1. Subscribe to this MCP and provide your Apify API Token.
2. Use the agent to find or list a specific actor (scraper) you want to use.
3. Tell the agent to trigger the run, providing any necessary inputs. After completion, ask it to retrieve the final structured data from the resulting dataset.

## Frequently Asked Questions

**How do I see what scrapers are available using list_actors?**
You call `list_actors` to get a full roster of every scraper you've set up. This tells you which data sources your agent can access for scraping.

**What is the difference between list_datasets and list_actors?**
This matters: `list_actors` shows the tools (the scrapers) you use to collect data. `list_datasets` shows where the collected results are stored after a scrape completes.

**How can I check if my scraper run actually finished?**
You need to use `list_actor_runs`. This tool gives you the history and status of every job, letting you confirm when it's safe to pull data.

**I want to analyze data from a failed scrape. Do I use get_run_details?**
Yes, `get_run_details` is the right tool. It pulls specific logs and metadata for that run, telling you *why* it failed, which is more useful than just seeing 'failed' in a list.

**Can I reuse scrape settings?**
Totally. Use `list_actor_tasks` to view saved inputs and then pass those task names when calling `run_actor`, saving you from re-entering parameters.

**When I use `get_dataset_results`, how do I filter for specific record types or dates?**
You pass filters directly with your request. You specify criteria—like date ranges or field values—in the query parameters. This keeps your result set clean and focused only on the data you need.

**When I use `run_actor`, what format must my input data be in?**
You must provide inputs as structured JSON objects that match the actor's required schema. Passing simple text usually fails; proper JSON ensures the scraper gets exactly the parameters it needs.

**Can I use `list_actor_runs` to check an actor’s historical performance or reliability?**
Yes, you can query run summaries and status codes.
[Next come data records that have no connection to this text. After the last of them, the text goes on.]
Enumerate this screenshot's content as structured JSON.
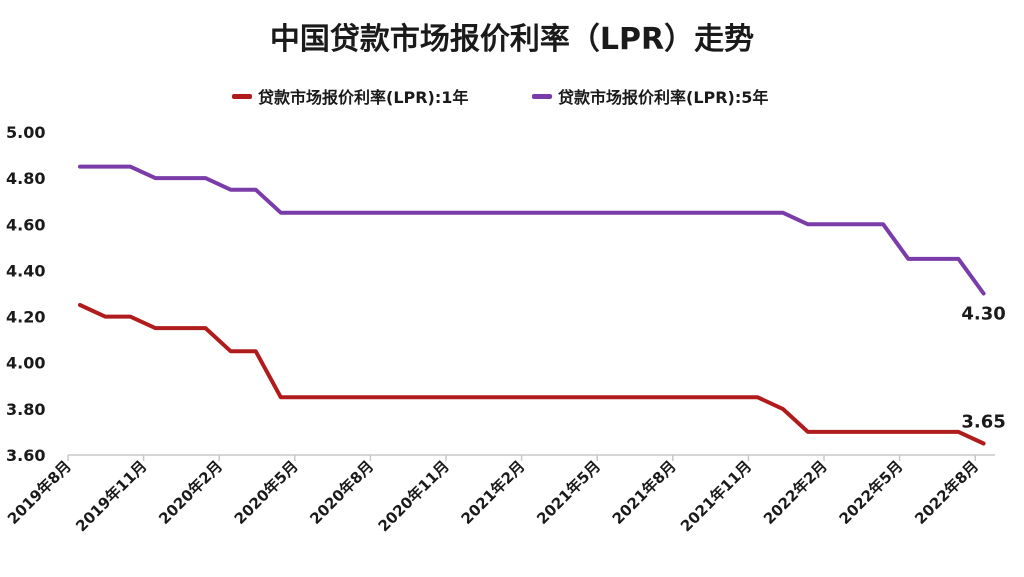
{
  "chart_data": {
    "type": "line",
    "title": "中国贷款市场报价利率（LPR）走势",
    "xlabel": "",
    "ylabel": "",
    "ylim": [
      3.6,
      5.0
    ],
    "yticks": [
      "5.00",
      "4.80",
      "4.60",
      "4.40",
      "4.20",
      "4.00",
      "3.80",
      "3.60"
    ],
    "xticks": [
      "2019年8月",
      "2019年11月",
      "2020年2月",
      "2020年5月",
      "2020年8月",
      "2020年11月",
      "2021年2月",
      "2021年5月",
      "2021年8月",
      "2021年11月",
      "2022年2月",
      "2022年5月",
      "2022年8月"
    ],
    "legend_position": "top",
    "grid": false,
    "series": [
      {
        "name": "贷款市场报价利率(LPR):1年",
        "color": "#b01c1c",
        "points": [
          [
            0,
            4.25
          ],
          [
            1,
            4.2
          ],
          [
            2,
            4.2
          ],
          [
            3,
            4.15
          ],
          [
            4,
            4.15
          ],
          [
            5,
            4.15
          ],
          [
            6,
            4.05
          ],
          [
            7,
            4.05
          ],
          [
            8,
            3.85
          ],
          [
            9,
            3.85
          ],
          [
            10,
            3.85
          ],
          [
            11,
            3.85
          ],
          [
            12,
            3.85
          ],
          [
            13,
            3.85
          ],
          [
            14,
            3.85
          ],
          [
            15,
            3.85
          ],
          [
            16,
            3.85
          ],
          [
            17,
            3.85
          ],
          [
            18,
            3.85
          ],
          [
            19,
            3.85
          ],
          [
            20,
            3.85
          ],
          [
            21,
            3.85
          ],
          [
            22,
            3.85
          ],
          [
            23,
            3.85
          ],
          [
            24,
            3.85
          ],
          [
            25,
            3.85
          ],
          [
            26,
            3.85
          ],
          [
            27,
            3.85
          ],
          [
            28,
            3.8
          ],
          [
            29,
            3.7
          ],
          [
            30,
            3.7
          ],
          [
            31,
            3.7
          ],
          [
            32,
            3.7
          ],
          [
            33,
            3.7
          ],
          [
            34,
            3.7
          ],
          [
            35,
            3.7
          ],
          [
            36,
            3.65
          ]
        ],
        "end_label": "3.65"
      },
      {
        "name": "贷款市场报价利率(LPR):5年",
        "color": "#7a3ca8",
        "points": [
          [
            0,
            4.85
          ],
          [
            1,
            4.85
          ],
          [
            2,
            4.85
          ],
          [
            3,
            4.8
          ],
          [
            4,
            4.8
          ],
          [
            5,
            4.8
          ],
          [
            6,
            4.75
          ],
          [
            7,
            4.75
          ],
          [
            8,
            4.65
          ],
          [
            9,
            4.65
          ],
          [
            10,
            4.65
          ],
          [
            11,
            4.65
          ],
          [
            12,
            4.65
          ],
          [
            13,
            4.65
          ],
          [
            14,
            4.65
          ],
          [
            15,
            4.65
          ],
          [
            16,
            4.65
          ],
          [
            17,
            4.65
          ],
          [
            18,
            4.65
          ],
          [
            19,
            4.65
          ],
          [
            20,
            4.65
          ],
          [
            21,
            4.65
          ],
          [
            22,
            4.65
          ],
          [
            23,
            4.65
          ],
          [
            24,
            4.65
          ],
          [
            25,
            4.65
          ],
          [
            26,
            4.65
          ],
          [
            27,
            4.65
          ],
          [
            28,
            4.65
          ],
          [
            29,
            4.6
          ],
          [
            30,
            4.6
          ],
          [
            31,
            4.6
          ],
          [
            32,
            4.6
          ],
          [
            33,
            4.45
          ],
          [
            34,
            4.45
          ],
          [
            35,
            4.45
          ],
          [
            36,
            4.3
          ]
        ],
        "end_label": "4.30"
      }
    ]
  }
}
This lets you track average completion time or spot patterns of slow execution across many runs. It's useful for planning capacity.

**Can I provide input parameters when running an actor?**
Yes! Use the `run_actor` tool and provide the optional `input` JSON object to configure specific scraper settings for that run.

**How do I see the items collected in a dataset?**
Run the `get_dataset_results` query with your Dataset ID. The agent will retrieve the data records, which you can then ask the AI to summarize or analyze.

**Is it possible to check the status of a specific actor run?**
Absolutely. Use the `get_run_details` tool and provide the Run ID. Your agent will retrieve the status (RUNNING, SUCCEEDED, FAILED) and metadata for that specific execution.